Abstract: Whether and under what conditions foreigners should be granted access to welfare benefits has been debated for as long as public welfare systems have existed. In contrast, research on the actual social protection of immigrants is still comparatively scarce in the welfare state literature. The dissertation contributes to an emerging body of research which addresses this ‘migrant gap’. It does so by introducing a new analytical lens. Rather than studying how immigrants gain access to formal social rights upon entry, it investigates how actual social benefits are distributed in relation to migrant-specific characteristics such as country of birth and length of residency.
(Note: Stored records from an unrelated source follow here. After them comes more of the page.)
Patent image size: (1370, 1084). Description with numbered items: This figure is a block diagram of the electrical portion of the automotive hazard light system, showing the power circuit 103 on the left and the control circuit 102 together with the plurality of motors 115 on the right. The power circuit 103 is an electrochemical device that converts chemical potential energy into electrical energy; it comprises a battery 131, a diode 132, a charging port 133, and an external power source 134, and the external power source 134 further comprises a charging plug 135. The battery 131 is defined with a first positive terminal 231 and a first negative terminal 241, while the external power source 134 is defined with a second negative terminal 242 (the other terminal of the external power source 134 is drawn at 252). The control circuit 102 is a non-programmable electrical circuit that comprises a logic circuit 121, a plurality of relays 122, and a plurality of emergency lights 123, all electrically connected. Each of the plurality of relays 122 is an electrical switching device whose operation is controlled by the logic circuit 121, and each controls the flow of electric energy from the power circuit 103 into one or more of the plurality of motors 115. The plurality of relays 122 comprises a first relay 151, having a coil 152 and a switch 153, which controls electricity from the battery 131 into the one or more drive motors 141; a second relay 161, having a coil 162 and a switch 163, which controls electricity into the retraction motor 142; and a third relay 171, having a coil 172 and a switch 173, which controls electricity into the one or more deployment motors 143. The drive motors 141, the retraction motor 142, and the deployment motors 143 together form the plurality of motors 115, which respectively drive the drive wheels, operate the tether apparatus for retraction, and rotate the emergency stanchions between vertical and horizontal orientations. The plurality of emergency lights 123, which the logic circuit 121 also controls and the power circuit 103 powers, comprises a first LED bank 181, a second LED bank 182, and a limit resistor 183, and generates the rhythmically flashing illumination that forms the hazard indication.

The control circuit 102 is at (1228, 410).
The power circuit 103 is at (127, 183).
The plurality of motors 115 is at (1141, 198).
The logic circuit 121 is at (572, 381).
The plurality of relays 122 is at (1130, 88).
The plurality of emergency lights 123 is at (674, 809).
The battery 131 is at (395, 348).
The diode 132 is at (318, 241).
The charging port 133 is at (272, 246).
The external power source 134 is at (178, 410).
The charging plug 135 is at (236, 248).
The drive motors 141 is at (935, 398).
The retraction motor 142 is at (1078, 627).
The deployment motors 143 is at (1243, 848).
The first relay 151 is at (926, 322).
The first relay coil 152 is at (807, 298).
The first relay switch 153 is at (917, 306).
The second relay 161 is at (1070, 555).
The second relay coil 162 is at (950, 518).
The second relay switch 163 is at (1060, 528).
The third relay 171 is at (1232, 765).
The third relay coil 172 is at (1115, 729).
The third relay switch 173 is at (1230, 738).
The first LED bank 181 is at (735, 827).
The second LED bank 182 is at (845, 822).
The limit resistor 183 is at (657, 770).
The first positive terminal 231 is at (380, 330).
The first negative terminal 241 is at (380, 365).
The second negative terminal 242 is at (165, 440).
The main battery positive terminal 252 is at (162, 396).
This perspective helps uncover how general welfare conditionalities – such as work-, membership and conduct-testing – affect the distribution of social protection in relation to cross-border migration without targeting the formal rights of immigrants specifically.In its examination of the relationship between welfare conditionality, migration and social protection, this thesis focuses on the provision of unemployment benefits in Western Europe welfare states in particular. Three independent empirical studies are conducted, using statistical analyses with administrative data. Their findings indicate that general work-related welfare conditionalities produce large gaps in benefit receipt between immigrants and native-born residents, particularly in countries that have so far been portrayed as comparatively inclusive in the welfare state literature. For disciplinary measures such as benefit sanctions, in contrast, immigrants are found to be less negatively affected. As a whole then, the dissertation demonstrates that the social protection of immigrants turns out to be much more complex as soon as we study the actual distribution of benefits inside and across countries with established welfare systems.